On Apr 8, 2013 11:17 PM, "Bruce Hill" <da...@happypenguincomputers.com>
wrote:
>
> On Sun, Apr 07, 2013 at 07:42:23PM +0200, Michael Hampicke wrote:
> >
> > Mike is right, if it's not a dep of another ebuild, you don't need
> > wpa_supplicant. I just upgraded udev to 200 on the last remote box
> > (which is always a bit of a thrill after typing reboot <return> :-) ).
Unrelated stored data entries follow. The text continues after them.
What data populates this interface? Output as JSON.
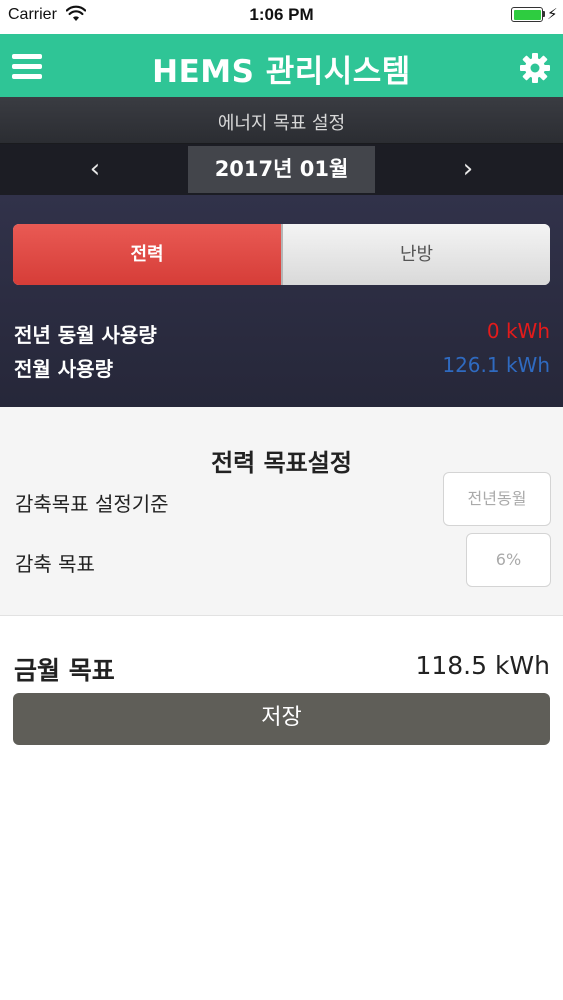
{
  "status_bar": {
    "carrier": "Carrier",
    "time": "1:06 PM",
    "battery_level": 1.0
  },
  "app_bar": {
    "title": "HEMS 관리시스템",
    "menu_icon": "hamburger-menu-icon",
    "settings_icon": "gear-icon",
    "color": "#2fc596"
  },
  "subtitle": "에너지 목표 설정",
  "month_selector": {
    "prev": "‹",
    "month": "2017년 01월",
    "next": "›"
  },
  "energy_tabs": {
    "active": "전력",
    "inactive": "난방",
    "active_color": "#e04a45"
  },
  "usage": {
    "last_year_label": "전년 동월 사용량",
    "last_year_value": "0 kWh",
    "last_year_color": "#e31b1b",
    "last_month_label": "전월 사용량",
    "last_month_value": "126.1 kWh",
    "last_month_color": "#2f6ac0"
  },
  "goal_setting": {
    "heading": "전력 목표설정",
    "basis_label": "감축목표 설정기준",
    "basis_value": "전년동월",
    "reduction_label": "감축 목표",
    "reduction_value": "6%"
  },
  "monthly_target": {
    "label": "금월 목표",
    "value": "118.5 kWh"
  },
  "save_button": "저장"
}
> > As expected, eth0 came up, everything works fine, wpa_supplicant is not
> > installed.
>
> Don't know what you guys do for rebooting a headless server blindly like
this,
> nor if it would work for the udev/NIC situation. But fwiw, what I've
always
> done for new kernels is:
>
> mingdao@server ~ $ egrep -v "(^#|^ *$)" /etc/lilo.conf
> compact
> lba32
> default = Gentoo-def
> boot = /dev/md0
> raid-extra-boot = mbr-only
> map = /boot/.map
> install = /boot/boot-menu.b   # Note that for lilo-22.5.5 or later you
>                               # do not need boot-{text,menu,bmp}.b in
>                               # /boot, as they are linked into the lilo
>                               # binary.
> menu-scheme=Wb
> prompt
> timeout=50
> append="panic=10 nomce dolvm domdadm rootfstype=xfs"
> image = /boot/vmlinuz
>         root = /dev/md0
>         label = Gentoo
>         read-only  # Partitions should be mounted read-only for checking
> image = /boot/vmlinuz.old
>         root = /dev/md0
>         label = Gentoo-def
>         read-only  # Partitions should be mounted read-only for checking
>
> Then issue "lilo -R Gentoo" or whatever the label of your new kernel, and
if
> it boots, you're okay. If not, after 10 seconds of panic, it automatically
> reboots back into the default kernel and you can check logs to see what
you've
> broken. (panic=10 append statement and default = Gentoo-def) After you
know
> the new kernel works, comment the default line. (NB: You can name them
> differently, etc. It just helps to know before you reboot that if you
panic,
> the machine will boot back into the known, good, kernel.)
>
> Granted, this might not help with the udev/NIC situation, but it's saved
me
> from a few PEBKAC situations, as well as new kernel changes I'd not
learned
> until the reboot.

Personally, I always try to install *any* Linux server on top of Xen (in my
case, XenServer). That way, I got a remote "console" always.